Bastante lejos ha quedado ya lo bizantino en la concepción de la ópera como arte absoluto e independiente, sin embargo, ni como cantantes, ni como músicos, ni como actores, ni como puestistas, podemos enceguecer nuestra lectura simbólica a favor de salvar un montaje que peca de inocente por ser más fiel. Otra cosa bien distinta hubiera sido, el invitar a un artista plástico o visual ecuatoriano (conozco más de tres), para que proponga un espacio en donde transitar con un texto repensado desde nuestra contemporaneidad. Eso o gastar más dinero en escenografía, por ejemplo. Pero esto hubiera significado un verdadero lujo para nuestras economías. Son ideas vagas del crítico que no tienen por qué ser tomadas en su literalidad, mas sí en su empeño.

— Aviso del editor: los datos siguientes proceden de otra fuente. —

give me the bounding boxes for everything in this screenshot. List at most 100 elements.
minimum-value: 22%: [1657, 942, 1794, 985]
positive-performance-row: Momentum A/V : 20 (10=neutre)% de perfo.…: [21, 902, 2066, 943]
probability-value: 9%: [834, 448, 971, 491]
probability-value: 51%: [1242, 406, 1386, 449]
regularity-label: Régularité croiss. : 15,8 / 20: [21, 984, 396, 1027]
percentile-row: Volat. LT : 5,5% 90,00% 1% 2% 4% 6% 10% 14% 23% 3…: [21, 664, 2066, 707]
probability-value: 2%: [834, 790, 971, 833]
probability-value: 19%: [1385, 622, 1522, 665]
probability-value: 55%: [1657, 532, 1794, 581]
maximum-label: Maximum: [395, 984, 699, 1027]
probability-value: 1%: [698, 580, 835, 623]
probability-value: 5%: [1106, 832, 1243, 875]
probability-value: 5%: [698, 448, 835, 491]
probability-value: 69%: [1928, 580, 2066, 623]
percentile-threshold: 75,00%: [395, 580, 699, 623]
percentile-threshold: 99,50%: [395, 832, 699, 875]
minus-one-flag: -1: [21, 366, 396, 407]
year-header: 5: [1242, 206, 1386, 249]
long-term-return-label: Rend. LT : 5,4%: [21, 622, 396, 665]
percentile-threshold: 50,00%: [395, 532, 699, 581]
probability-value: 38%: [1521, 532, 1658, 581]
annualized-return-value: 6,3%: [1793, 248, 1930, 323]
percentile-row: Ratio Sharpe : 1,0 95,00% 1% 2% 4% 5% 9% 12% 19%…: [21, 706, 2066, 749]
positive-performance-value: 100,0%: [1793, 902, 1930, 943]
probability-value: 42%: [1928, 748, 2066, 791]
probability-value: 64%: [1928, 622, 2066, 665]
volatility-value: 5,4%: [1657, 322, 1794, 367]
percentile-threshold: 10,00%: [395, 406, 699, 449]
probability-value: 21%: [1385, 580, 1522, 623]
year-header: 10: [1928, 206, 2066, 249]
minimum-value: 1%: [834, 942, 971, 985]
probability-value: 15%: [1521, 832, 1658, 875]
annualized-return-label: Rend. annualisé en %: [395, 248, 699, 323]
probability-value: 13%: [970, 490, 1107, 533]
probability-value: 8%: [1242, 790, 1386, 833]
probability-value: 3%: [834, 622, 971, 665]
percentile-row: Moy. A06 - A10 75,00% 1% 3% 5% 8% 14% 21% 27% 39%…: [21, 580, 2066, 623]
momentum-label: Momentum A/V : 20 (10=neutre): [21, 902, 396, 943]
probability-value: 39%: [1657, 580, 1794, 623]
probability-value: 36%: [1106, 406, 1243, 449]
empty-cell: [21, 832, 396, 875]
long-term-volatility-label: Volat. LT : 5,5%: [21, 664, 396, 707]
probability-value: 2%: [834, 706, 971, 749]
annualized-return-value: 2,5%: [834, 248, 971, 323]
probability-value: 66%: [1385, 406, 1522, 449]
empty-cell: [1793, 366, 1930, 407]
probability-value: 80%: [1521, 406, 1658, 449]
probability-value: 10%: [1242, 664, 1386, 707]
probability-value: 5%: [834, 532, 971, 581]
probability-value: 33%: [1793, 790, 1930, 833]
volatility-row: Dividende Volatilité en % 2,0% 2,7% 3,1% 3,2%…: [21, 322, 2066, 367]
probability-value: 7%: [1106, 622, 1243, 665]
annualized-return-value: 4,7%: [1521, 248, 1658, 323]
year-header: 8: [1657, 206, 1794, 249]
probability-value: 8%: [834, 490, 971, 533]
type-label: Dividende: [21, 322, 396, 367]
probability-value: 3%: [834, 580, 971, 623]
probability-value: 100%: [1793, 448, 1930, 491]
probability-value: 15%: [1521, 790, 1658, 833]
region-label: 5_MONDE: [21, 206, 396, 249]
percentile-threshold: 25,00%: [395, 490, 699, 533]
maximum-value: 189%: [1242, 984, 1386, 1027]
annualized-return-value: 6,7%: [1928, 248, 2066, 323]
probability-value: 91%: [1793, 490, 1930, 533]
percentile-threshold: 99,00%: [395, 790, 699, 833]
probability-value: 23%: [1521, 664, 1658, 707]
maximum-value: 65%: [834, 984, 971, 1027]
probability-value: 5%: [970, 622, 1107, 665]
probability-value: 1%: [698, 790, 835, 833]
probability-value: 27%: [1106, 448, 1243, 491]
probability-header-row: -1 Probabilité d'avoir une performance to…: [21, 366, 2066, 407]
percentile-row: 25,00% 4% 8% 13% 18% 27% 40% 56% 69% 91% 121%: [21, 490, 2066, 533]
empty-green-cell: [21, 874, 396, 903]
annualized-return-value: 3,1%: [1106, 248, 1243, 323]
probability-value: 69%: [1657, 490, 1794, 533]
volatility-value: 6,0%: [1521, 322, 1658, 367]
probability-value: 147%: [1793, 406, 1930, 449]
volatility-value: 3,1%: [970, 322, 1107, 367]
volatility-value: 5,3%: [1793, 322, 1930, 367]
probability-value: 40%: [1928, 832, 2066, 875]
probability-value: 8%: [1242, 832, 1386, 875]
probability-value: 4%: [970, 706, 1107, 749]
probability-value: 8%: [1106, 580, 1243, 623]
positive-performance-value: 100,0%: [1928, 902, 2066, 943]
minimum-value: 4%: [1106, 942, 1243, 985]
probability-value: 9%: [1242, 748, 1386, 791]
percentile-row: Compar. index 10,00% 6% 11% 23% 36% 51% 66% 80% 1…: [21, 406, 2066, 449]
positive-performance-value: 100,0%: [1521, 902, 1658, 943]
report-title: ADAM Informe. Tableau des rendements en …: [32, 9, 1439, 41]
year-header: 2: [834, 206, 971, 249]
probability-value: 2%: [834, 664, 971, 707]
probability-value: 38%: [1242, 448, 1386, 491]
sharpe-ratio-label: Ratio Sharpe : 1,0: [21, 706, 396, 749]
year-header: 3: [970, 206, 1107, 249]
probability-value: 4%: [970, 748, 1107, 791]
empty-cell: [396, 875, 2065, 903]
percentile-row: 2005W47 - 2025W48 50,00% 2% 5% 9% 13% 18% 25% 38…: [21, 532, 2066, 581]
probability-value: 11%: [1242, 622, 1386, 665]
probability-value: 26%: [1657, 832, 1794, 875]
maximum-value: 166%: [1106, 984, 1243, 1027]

Así, Musseta se bate en una propuesta que encara al público rompiendo verdaderamente esa cuarta pared que le impone la puesta en escena y al mismo tiempo ese falso recogimiento que Puccini permite a Rodolfo (un sorprendente y futurible Jorge Cassis) y a Mimí (la parca y poco entregada María Isabel Albuja.)

La ópera de flujo musical continuo, nacida de la mano de Wagner, arriba con Puccini a posicionarse como una compleja tablazón de elementos narrativos, dramáticos y musicales que juegan un desarrollo permanente e invisible para atender a unidad semiótica. Esta particularidad conlleva una tremenda responsabilidad para el director, pero sobre todo para unos músicos que deben acariciar las notas que bailan por encima de las melodías de los solistas y el coro (valiente pero inexperto).

Por todo lo expuesto, destaca particularmente la intervención de la Orquesta Sinfónica Nacional que, no por primera vez, pero sí por singularidad, esta ocasión me ha emocionado tremendamente. Considero que entre los músicos y su director, fluye un auténtico diálogo que adorna constantemente la presente propuesta con un lenguaje artístico propio. Por esto, es bueno que nos sintamos contentos ya que empezamos con buen pie una Compañía Lírica Nacional, pero señoras, señores: ¡Tenemos una orquesta!